The Penn-Princeton rivalry only grew from there, with the hated Tigers taking the crown in both 1997 and 1998 and then stunning Penn at the Palestra in the rivals’ first matchup of the 1998-99 season—a game in which Penn famously led by 27 points in the second half. But that only set the stage for the “most gratifying win” of Dunphy’s career as Penn routed Princeton on the road, 73-48, in the final game of the regular season to win the Ivies and return to the NCAA Tournament.

For many, coaching Penn to seven straight Ivy victories after such a crushing loss was a perfect encapsulation of Dunphy’s poise and level-headedness. For Dunphy himself, it was a learning experience he’s always held close.

“I would have sold my soul to the devil at the end of that game for two more points,” Dunphy said of the game now known as “Black Tuesday” in Penn circles. “And now, 18 years later, I wouldn’t trade that experience for anything. That particular group showed me unbelievable resolve that I’ve treasured.”

From that point on, Penn had a stranglehold on the league, winning all but two Ivy titles (in 2001 and 2004) until its reign ended in 2007—a year after Dunphy left. Sure, Dunphy wishes Penn could have won more games in the NCAA Tournament aside from its memorable triumph over Nebraska in 1994, often wondering what more he could have done for his seniors, calling the abruptness of their college careers ending a “haunting” experience. But, aside from a loss to Boston College in 2005, the Quakers came close to pulling an upset in most of their NCAA appearances, particularly in Dunphy’s final game vs. Texas in the ’06 tourney. So the fact that Dunphy is disparaged by some for not winning more NCAA Tournament games—a criticism that’s followed him to Temple—is a silly one for those that know him best.

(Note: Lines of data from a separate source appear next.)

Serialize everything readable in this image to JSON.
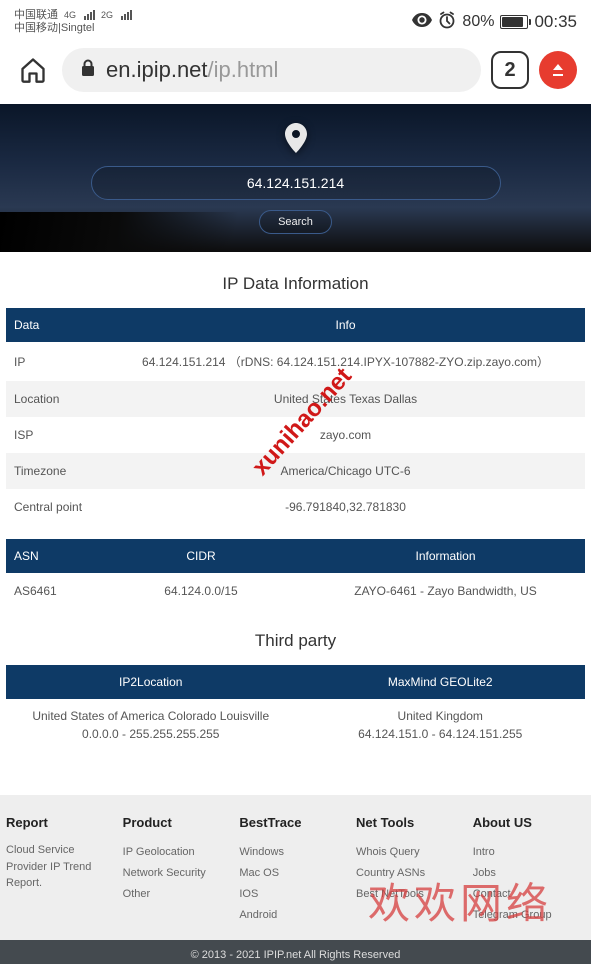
{
  "status": {
    "carrier1": "中国联通",
    "carrier2": "中国移动|Singtel",
    "sig1": "4G",
    "sig2": "2G",
    "battery": "80%",
    "time": "00:35"
  },
  "browser": {
    "domain": "en.ipip.net",
    "path": "/ip.html",
    "tabs": "2"
  },
  "hero": {
    "ip": "64.124.151.214",
    "search": "Search"
  },
  "section1_title": "IP Data Information",
  "headers1": {
    "data": "Data",
    "info": "Info"
  },
  "rows": [
    {
      "label": "IP",
      "info": "64.124.151.214       （rDNS: 64.124.151.214.IPYX-107882-ZYO.zip.zayo.com）"
    },
    {
      "label": "Location",
      "info": "United States Texas Dallas"
    },
    {
      "label": "ISP",
      "info": "zayo.com"
    },
    {
      "label": "Timezone",
      "info": "America/Chicago UTC-6"
    },
    {
      "label": "Central point",
      "info": "-96.791840,32.781830"
    }
  ],
  "headers2": {
    "asn": "ASN",
    "cidr": "CIDR",
    "info": "Information"
  },
  "asn_row": {
    "asn": "AS6461",
    "cidr": "64.124.0.0/15",
    "info": "ZAYO-6461 - Zayo Bandwidth, US"
  },
  "section2_title": "Third party",
  "headers3": {
    "ip2": "IP2Location",
    "mm": "MaxMind GEOLite2"
  },
  "third_row": {
    "ip2_line1": "United States of America Colorado Louisville",
    "ip2_line2": "0.0.0.0 - 255.255.255.255",
    "mm_line1": "United Kingdom",
    "mm_line2": "64.124.151.0 - 64.124.151.255"
  },
  "footer": {
    "report": {
      "title": "Report",
      "text": "Cloud Service Provider IP Trend Report."
    },
    "product": {
      "title": "Product",
      "items": [
        "IP Geolocation",
        "Network Security",
        "Other"
      ]
    },
    "best": {
      "title": "BestTrace",
      "items": [
        "Windows",
        "Mac OS",
        "IOS",
        "Android"
      ]
    },
    "net": {
      "title": "Net Tools",
      "items": [
        "Whois Query",
        "Country ASNs",
        "Best NetTools"
      ]
    },
    "about": {
      "title": "About US",
      "items": [
        "Intro",
        "Jobs",
        "Contact",
        "Telegram Group"
      ]
    }
  },
  "copyright": "© 2013 - 2021 IPIP.net All Rights Reserved",
  "wm1": "xunihao.net",
  "wm2": "欢欢网络"
}
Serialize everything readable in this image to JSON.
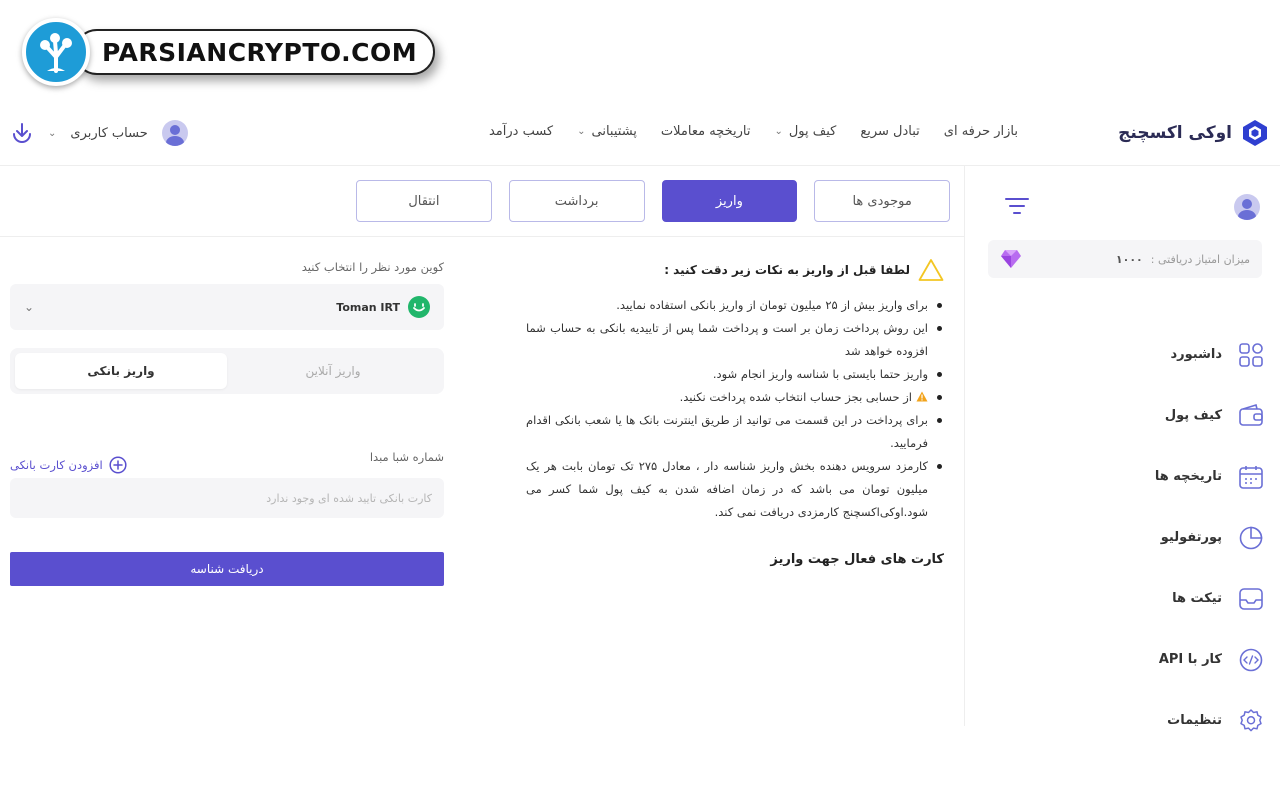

“No one’s even close to him at this level,” said Donahue, pointing to the fact that Penn hasn’t won the league over the last 10 years as one big indicator of how remarkable Dunphy’s tenure was at Penn. “He was in a one-bid league that won 10 championships? That’s nuts. No one has done that that in the history of college basketball in a one-bid league.”

Much of Dunphy’s success at Penn stemmed from his ability to recruit historically dominant Ivy League players every few years, from Allen to Michael Jordan C’00 to Ugonna Onyekwe W’03 to Ibrahim Jaaber C’07. And he remains very proud that Allen, Maloney and Bowman all went from the Ivies to the NBA in the mid-90s. But as he reflects back at his time at Penn, he remains thankful to all the lesser-known players he helped develop, pointing to guys like Cedric Laster C’96 and Jan Fikiel W’05 who bloomed very late in their college careers.

“As I’ve said to all kids when I recruited them, my job is to provide for you memories and experiences,” said Dunphy, adding that his pitch to high school players was that he was recruiting them for 40 years, not four. “Whether that’s helping you be the best player you can be or taking you on a foreign trip, taking you to Madison Square Garden, taking you to a tournament in California—I have great memories for all those young men who helped me grow as a person and a coach.”

According to Dave Duke, his longtime deputy at both Penn and Temple, Dunphy’s recruiting prowess is predicated on the kind of person he is: affable, honest and humble. And even if he can get pretty intense on the sideline and be hard on certain players, he consistently displays all of those personality traits in games, practices, around campus, and in his many philanthropic missions, including the extensive work he’s done for Coaches vs. Cancer. 

“He’s a down-to-earth guy,” Duke said. “He doesn’t talk about himself a lot. He doesn’t brag. It’s not about him; it’s always about the program. He’s part of the program—he just happens to be the head guy.”

“How he treated people was eye-opening to me,” added Donahue, one of Dunphy’s many former assistants and players who went on to successful head coaching careers. “The selflessness of Dunph is pretty remarkable.”